Towards the end of 2020, as the Covid-19 pandemic was first emerging on the international scene, my collaborator Paolo Petrocelli and I convened a group of thirty or so distinguished practitioners from across the world of the performing arts under the aegis of metaLAB (at) Harvard. The group included not just theorists, critics, and historians but also practicing artists, directors, and performing arts managers, as well as architects, designers, and technologists. It included representatives from all corners of the world, from China to the Middle East to Southern Africa, Europe to the Americas. (For a full listing of project participants you may consult the web pages listed below.)

At the very moment in which theaters and performing arts spaces throughout the world were beginning to be closed down, our scope was to brainstorm about the future of the performing arts. What might venues look like in 20 years? How might the (f)act of performance be modified by the ubiquity of connected computational devices? What new organizational forms could be contemplated? How might the touring economy be brought into line with the challenge posed by climate change? What has liveness become in a world filled with the screens?

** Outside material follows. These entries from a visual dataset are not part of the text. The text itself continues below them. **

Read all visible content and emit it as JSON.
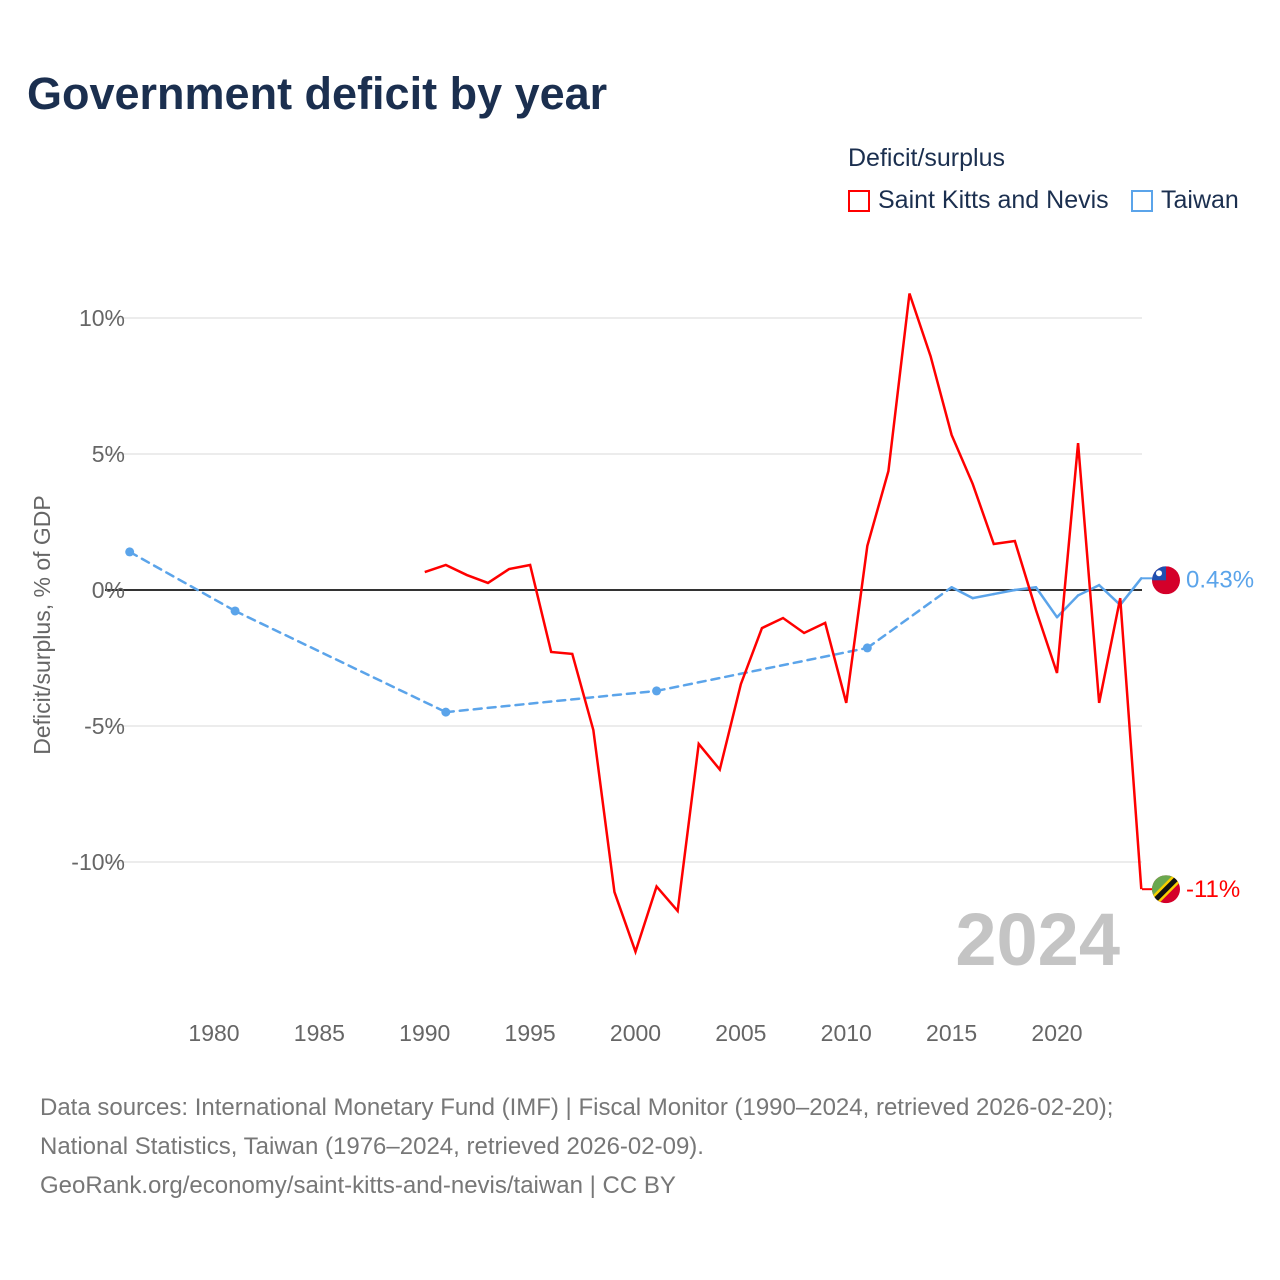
{
  "title": "Government deficit by year",
  "legend": {
    "title": "Deficit/surplus",
    "items": [
      {
        "label": "Saint Kitts and Nevis",
        "color": "#ff0000"
      },
      {
        "label": "Taiwan",
        "color": "#5ba4ea"
      }
    ]
  },
  "year_watermark": "2024",
  "source_lines": [
    "Data sources: International Monetary Fund (IMF) | Fiscal Monitor (1990–2024, retrieved 2026-02-20);",
    "National Statistics, Taiwan (1976–2024, retrieved 2026-02-09).",
    "GeoRank.org/economy/saint-kitts-and-nevis/taiwan | CC BY"
  ],
  "chart_data": {
    "type": "line",
    "title": "Government deficit by year",
    "xlabel": "",
    "ylabel": "Deficit/surplus, % of GDP",
    "xlim": [
      1975,
      2024
    ],
    "ylim": [
      -15,
      12
    ],
    "xticks": [
      1980,
      1985,
      1990,
      1995,
      2000,
      2005,
      2010,
      2015,
      2020
    ],
    "xtick_labels": [
      "1980",
      "1985",
      "1990",
      "1995",
      "2000",
      "2005",
      "2010",
      "2015",
      "2020"
    ],
    "yticks": [
      10,
      5,
      0,
      -5,
      -10
    ],
    "ytick_labels": [
      "10%",
      "5%",
      "0%",
      "-5%",
      "-10%"
    ],
    "grid": true,
    "legend_position": "top-right",
    "series": [
      {
        "name": "Saint Kitts and Nevis",
        "color": "#ff0000",
        "end_label": "-11%",
        "x": [
          1990,
          1991,
          1992,
          1993,
          1994,
          1995,
          1996,
          1997,
          1998,
          1999,
          2000,
          2001,
          2002,
          2003,
          2004,
          2005,
          2006,
          2007,
          2008,
          2009,
          2010,
          2011,
          2012,
          2013,
          2014,
          2015,
          2016,
          2017,
          2018,
          2019,
          2020,
          2021,
          2022,
          2023,
          2024
        ],
        "y": [
          0.66,
          0.92,
          0.55,
          0.26,
          0.77,
          0.92,
          -2.28,
          -2.35,
          -5.15,
          -11.1,
          -13.3,
          -10.9,
          -11.8,
          -5.66,
          -6.6,
          -3.46,
          -1.4,
          -1.03,
          -1.58,
          -1.21,
          -4.15,
          1.62,
          4.37,
          10.9,
          8.6,
          5.7,
          3.9,
          1.69,
          1.8,
          -0.73,
          -3.05,
          5.4,
          -4.15,
          -0.3,
          -11.0
        ]
      },
      {
        "name": "Taiwan",
        "color": "#5ba4ea",
        "end_label": "0.43%",
        "x": [
          1976,
          1981,
          1991,
          2001,
          2011,
          2015,
          2016,
          2017,
          2018,
          2019,
          2020,
          2021,
          2022,
          2023,
          2024
        ],
        "y": [
          1.4,
          -0.77,
          -4.49,
          -3.71,
          -2.13,
          0.1,
          -0.3,
          -0.15,
          0.0,
          0.1,
          -1.0,
          -0.2,
          0.18,
          -0.55,
          0.43
        ]
      }
    ]
  }
}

From the outset we divided into four subgroups: management/strategy; cultural policy and development; technology and innovation in performance and production; architecture and design. But as ideas and themes bubbled up from each over the course of the following three months –we met online every month or so– a single brainstorming group emerged and sought to codify these insights and to single out both areas of opportunity and challenge. After another few months, ever increasingly shaped by my efforts to redact successive draft versions of a manifesto based upon the group’s work in response both to individual feedback and group discussion, a document was gradually hammered out: the futureStage manifesto.

Like all genuine manifestos, the futureStage manifesto is neither a philosophical treatise nor a scholarly paper. It’s provocative and playful, serious in its intent but not averse to the tongue in cheek. Internal tensions and contradictions are deliberately left exposed. There’s some legislating with a hammer at the expense of nuance; some spinning of speculative scenarios; a rhetoric of urgency that the group felt was essential given the risks that the performing arts world faces in the wake of the pandemic. The document has already appeared in Russian and Chinese, and is forthcoming in Spanish and Arabic. It is not an end in itself, but rather a stepping stone to a series of future events, conversations, experiments, and initiatives.